Luego los hombres se pusieron a dar palmadas y a gritar «¡Chonkina!». El shamisen y el tambor empezaron a marcar el ritmo, y las ayudantes y las geishas se pusieron en pie y formaron un círculo, moviéndose como sonámbulas en una danza lenta y bamboleante. La música se detuvo y las muchachas se quedaron inmóviles: todas salvo una pequeña y sonriente Kawagishi, tambaleándose visiblemente. Mientras los hombres lanzaban aclamaciones, se reían y daban palmadas, ella se quitó el quimono interior y se mantuvo en posición inestable, con su enagua de seda roja y la piel morena de su cuerpo contrastando vistosamente con su cara pintada de blanco. El sudor corría por sus pequeños y jóvenes pechos.

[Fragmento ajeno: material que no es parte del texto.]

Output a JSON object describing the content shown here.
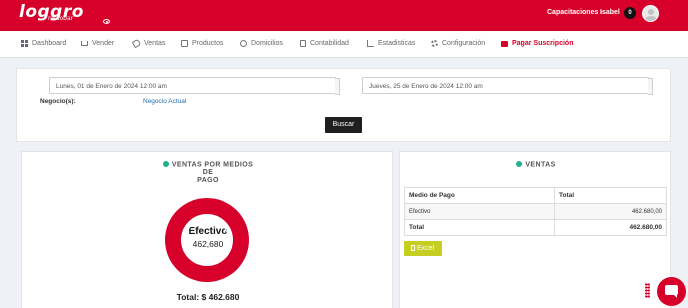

La estancia no tardó en inundarse de cuerpos. Kawagishi se desplomó, completamente desnuda, sobre un tipo panzudo de cara fofa, sin poder contener una risita tonta, mientras él la sobaba y luego la empujaba para que se pusiera boca arriba. Kawayu, que ya no estaba huraña, rodaba con el joven funcionario del gobierno, el devoto admirador de Hana en otro tiempo, emitiendo gruñidos mientras él se arrancaba el taparrabos y la montaba.

Hana contemplaba sus escuálidas nalgas subir y bajar, y su delgada espalda agitarse. Ninguna fiesta de las celebradas en el Yoshiwara había descendido nunca a tales niveles de desenfreno. A ella le hizo temer todavía más el poder y el apetito de Saburo. Fingía que estaba borracho, pero Hana podía ver que no lo estaba. Mantenía sobre ella una mirada de acero.

Los invitados y las mujeres rodaban entre montones de ropas arrojadas al suelo, cuando entró Chubei y le susurró algo a Saburo.

—¡Sí, claro, tonto! ¡Tráelo! —aulló Saburo.

Un momento después Chubei regresó, jadeando y con el rostro enrojecido, y colocó frente a él un platito. Contenía carne amoratada cortada en trozos pequeños.